Ainsi parlait un nietzschéen oriental..

Romain Dupont a dit…

Je suis parfaitement d’accord avec cette maxime sur l’effort qui doit être fournit afin d’entrer dans la pensée de quelqu’un d’autres et ainsi de comprendre réellement ses idées. Il s’agit de pouvoir théoriser les idées développées avant de pouvoir les critiquer, et je suis aussi d’accord sur le fait que cet effort soit rarement effectué, car il est plus simple d’user de sophismes et de préjugés afin de s’éviter une lecture qui ne nous intéresse pas. Il faut donc user de l’art de bien lire, autrement dit de la philologie comme la développe Nietzsche, c’est-à-dire de lire sans que nos propres attentes et interprétations ne viennent perturber notre lecture. Bien entendu, il faut partir d’un travail sur soi-même que Nietzsche permet en expliquant que la réalité elle-même est une interprétation.

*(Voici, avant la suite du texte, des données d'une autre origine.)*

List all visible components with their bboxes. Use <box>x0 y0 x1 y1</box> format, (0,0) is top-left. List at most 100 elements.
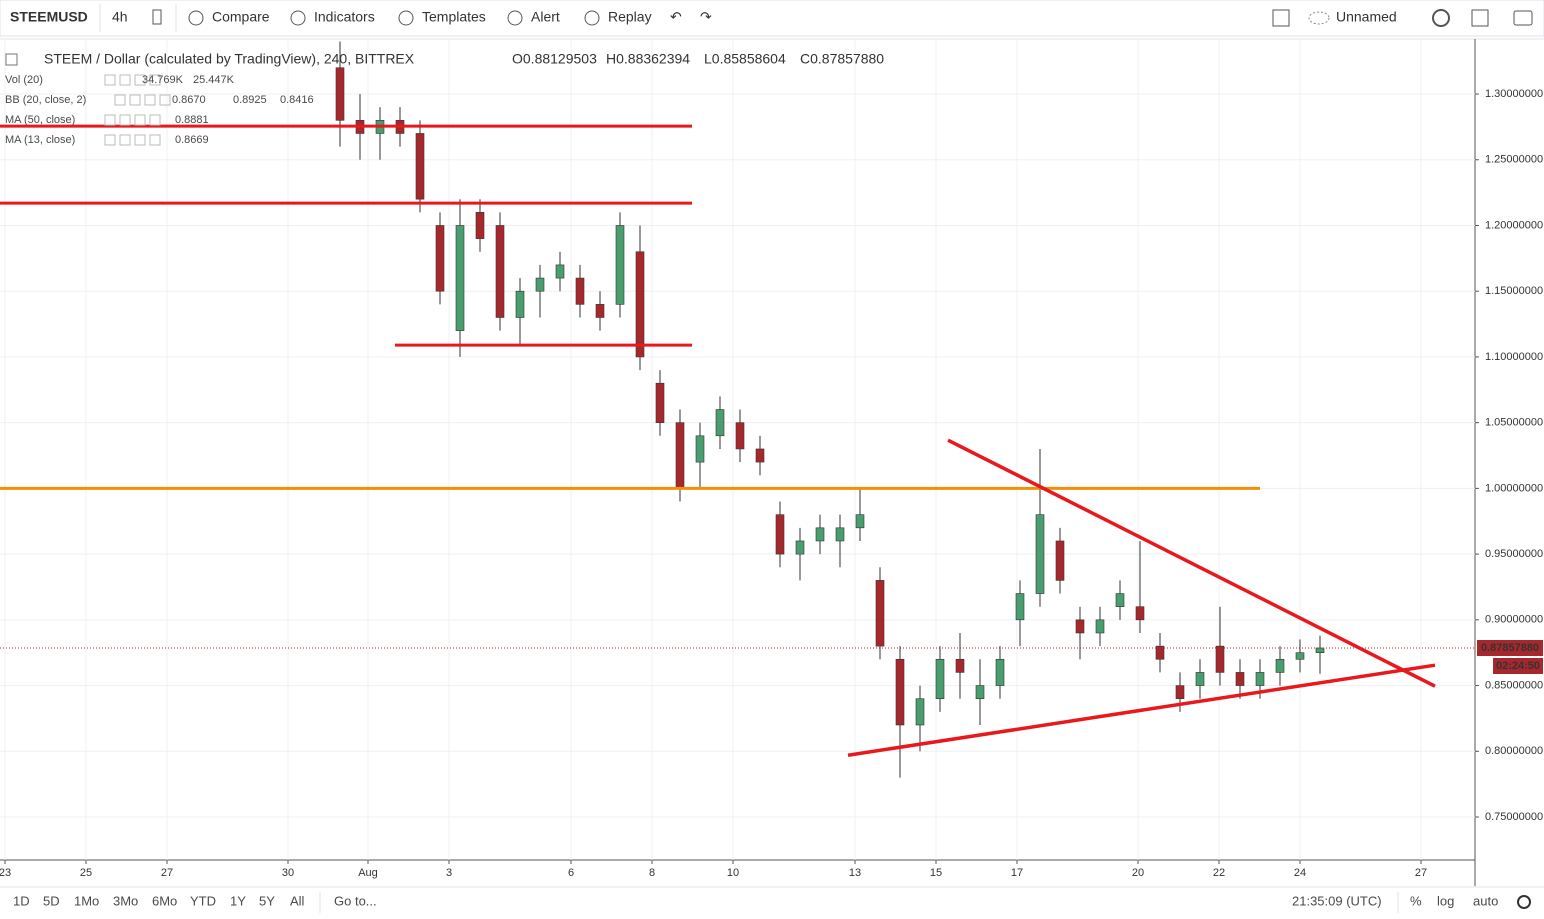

Car il est possible de tirer des choses intéressantes de personnes dont nous ne partageons pas foncièrement l’opinion. En ce sens, la lecture de Saint-Augustin est pour moi fascinante et riche de véritables réflexions de la part d’un grand philosophe et théologien, mais elle montre aussi à quel point, de nombreux chrétiens ne semblent pas avoir compris la Bible, si du moins ils ne l’aient jamais lue.

Enfin, l’auteur aborde le sujet de la remise en cause de soi. Car s’il faut être capable de mettre ses idéaux de coté pour lire un auteur dont nous pensons ne pas partager les idées, il est encore plus amer d’y découvrir des idées qui nous plaisent ou du moins nous touchent dans leur construction et leur recherche de sens. L’histoire ne nous dit pas si Franco avait « Le Deuxième Sexe » en livre de chevet, mais le monsieur se prétendait érudit alors tout est possible. On ne peut décemment oser critiquer une personne dont nous ne cernons que vaguement la pensée, sans quoi la critique n’est qu’une attaque sans pertinence.